Pim disagrees. “No, it’s not, Miep.”
“Thank you,” Miep says, “but honestly, you needn’t trouble yourself. It’s true that I have no idea how Anne feels. I have no idea how either of you feel. After what you’ve suffered, I can only imagine.”
“Only you can’t imagine,” Anne points out. “So what do you believe happened, Miep? Do you believe it was the cleaning woman who telephoned the Gestapo?”
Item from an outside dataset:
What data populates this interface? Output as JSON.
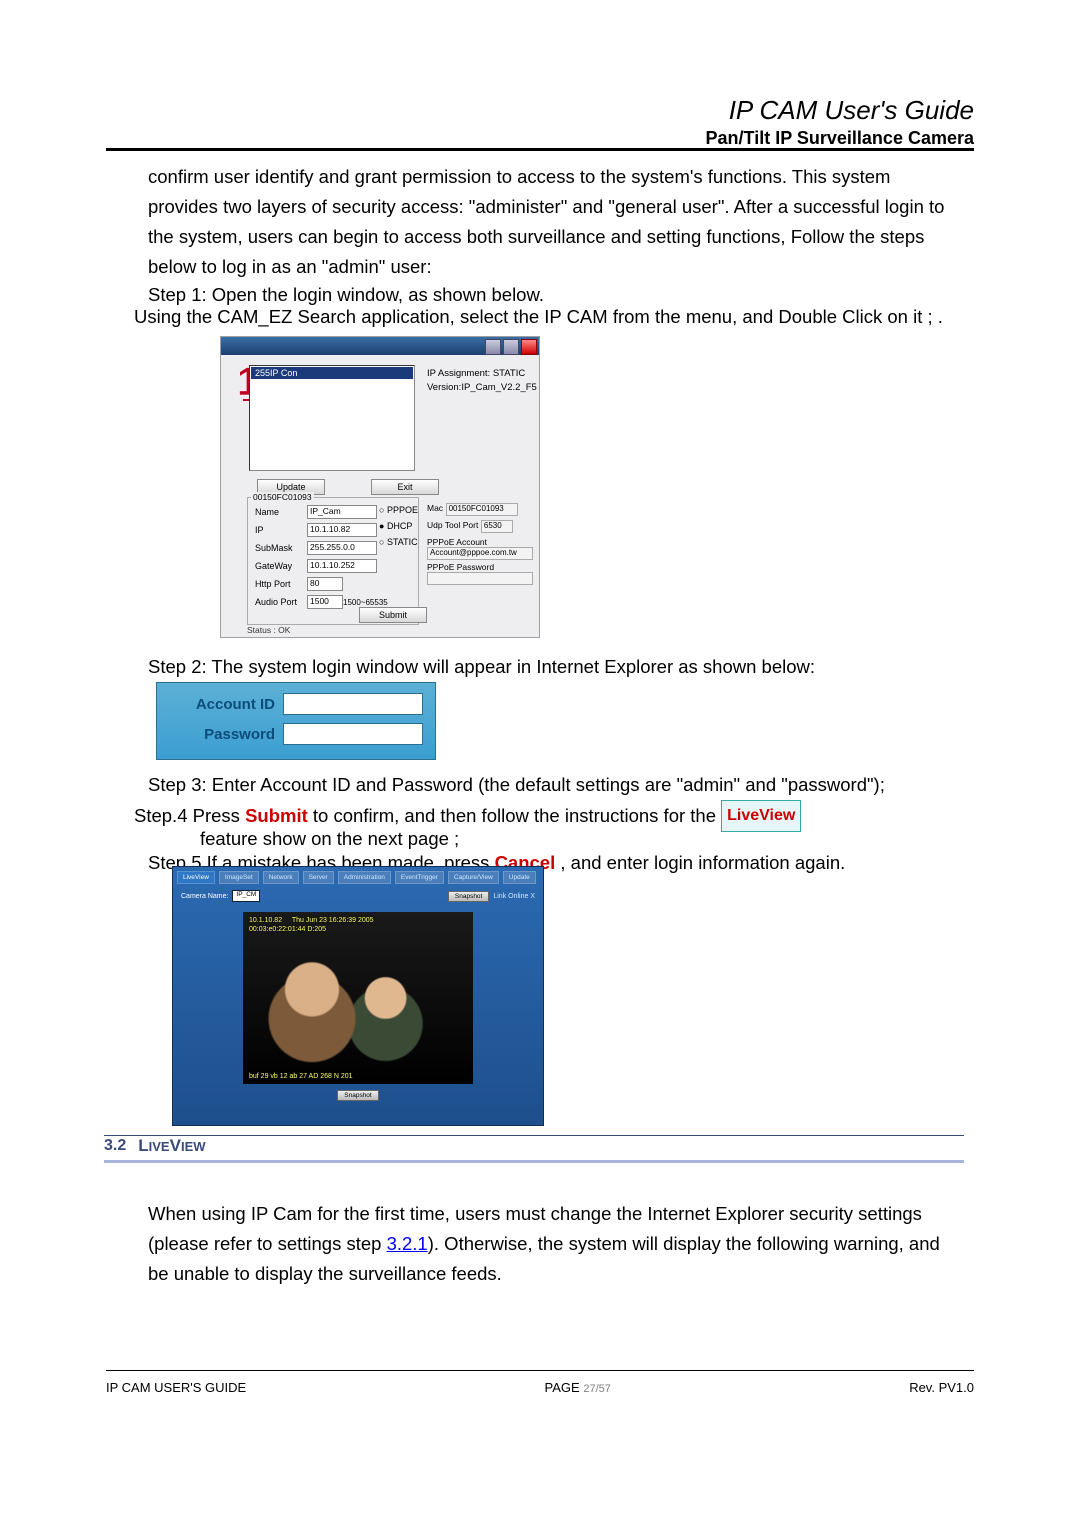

“Enough,” Pim finally decides. “Enough, Anne. Just because a charwoman who occasionally ran a vacuum over the office carpet had suspicions that she voiced to Bep, that doesn’t mean she was guilty of a crime. People gossip. Unfortunate things happened. The building was burglarized, for heaven’s sake—how many times?”
“Three,” Miep reports.
“Three times. Also, we made mistakes. Plenty of them, I’m sure. Windows were left open when they should have been closed. The front door was left bolted when it should have been unbolted. Curtains were peeked through in the middle of the day,” he reminds her adamantly. “After two years I have no doubt that there were many people who harbored suspicions. But we don’t have a shred of proof to indict any single one of them.” Her father raises his spoon to his lips and slurps efficiently. Anne knows he is trying to close the discussion. In one way this doesn’t surprise her. Pim is an expert at closing down conflict. But in another way it shocks her. How can he be so complacent? His wife died. His daughter died. His friends died. How can he simply sit there and slurp his soup?